Installé dans la ville de Surakarta, souvent appelée Solo (de son ancien nom), le Tumurun Museum est un musée privé consacré à l’art moderne et contemporain Indonésien qui a ouvert ses portes au public en 2018.
A l’origine de ce musée, un collectionneur acharné
Riche en histoire et traditions, notamment celle du batik, Solo est encore et toujours un des grands centres de production textile de l’archipel. Et c’est justement le batik qui est à l’origine de la fortune de M. Iwan Lukminto, collectionneur aguerri et fier promoteur des artistes de son pays. Businessman de succès, il a su perpétuer et agrandir Sritex, l’entreprise familiale fondée en 1966 par son père.
Dans un anglais parfait, ce quadragénaire humble et chaleureux nous raconte qu’enfant, lors de ses voyages en Europe et aux États-Unis, il s’amusait à repérer l’art Indonésien dans les collections des grands musées occidentaux. Il y trouvait bien certains objets dans les collections ethnographiques, mais peu ou rien dans les collections d’art. “Ne connaît-on donc pas l’art moderne et contemporain Indonésien ? Pourquoi la vision occidentale de notre art est-elle si limitée ?” Ces questions l’ont longtemps travaillé. En 2017, il s’est alors mis en tête de constituer une collection, de créer un musée ouvert au public, de faire des expositions et de publier des livres. Depuis, rien ne l’arrête, il fréquente les galeries et les foires de Jakarta et de la région, il participe aux enchères et passe commande aux artistes.

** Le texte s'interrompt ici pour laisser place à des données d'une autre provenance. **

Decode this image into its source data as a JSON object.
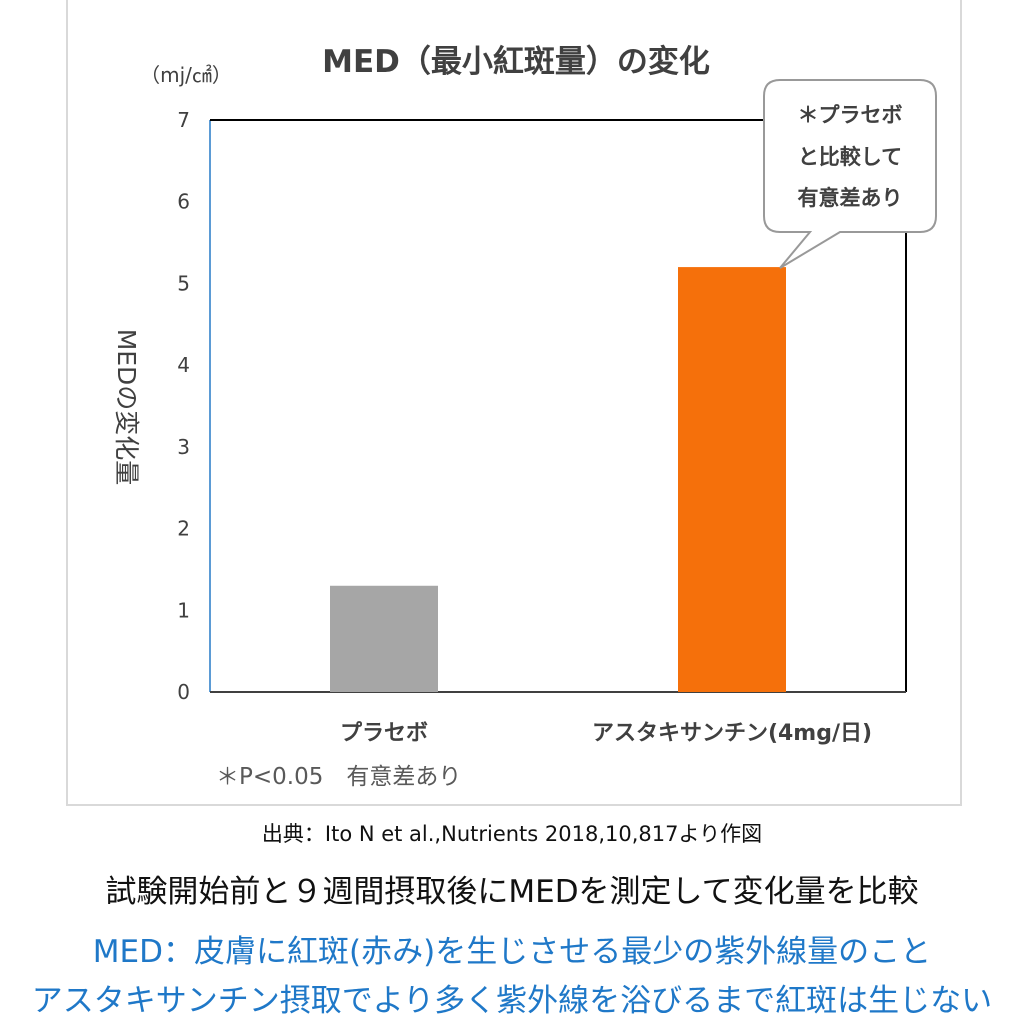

Il souhaite ainsi contribuer au développement des arts visuels en Indonésie et promouvoir, à la fois les artistes, la recherche sur l’art indonésien et l’éducation à l’art. Car, en effet, "il ne suffit pas d’avoir de bons artistes, il faut des galeries, des critiques, des historiens, tout un écosystème pour les encourager, les défendre et promouvoir leurs œuvres à long terme."
D’où le nom du musée : Tumurun de “turun temurun” qui signifie “héritage” : l’héritage qu’il a reçu de son père, passionné de batik et de voitures anciennes, dont certaines sont aussi exposées dans le musée, mais surtout celui qu’il entend offrir aux nouvelles générations par le biais de l’éducation. L’accès au musée est gratuit et les visiteurs sont accompagnés d’un médiateur qui les guide.
Visite guidée du musée
Bien que Solo ne soit pas une grande capitale de l’art, c’est la ville natale d’M. Iwan Lukminto et une ville ayant une histoire culturelle très riche qu’il souhaite faire revivre. Avec l’ouverture de ce musée, il espère donc que les écoliers, étudiants et professionnels, ainsi que les touristes aient accès à un espace de liberté et de réflexion sur ce qu’est l’art aujourd’hui. Au rez-de-chaussée on trouve un aperçu de sa collection d’art contemporain avec des artistes bien connus comme Heri Dono, Christine Ay Toe et Aditya Novali. Mais selon lui, les trois artistes contemporains à suivre de près actuellement sont Syaiful Garibaldi, Albert Yonathan Setyawan et Kei Imazu, jeune artiste japonaise basée à Bandung.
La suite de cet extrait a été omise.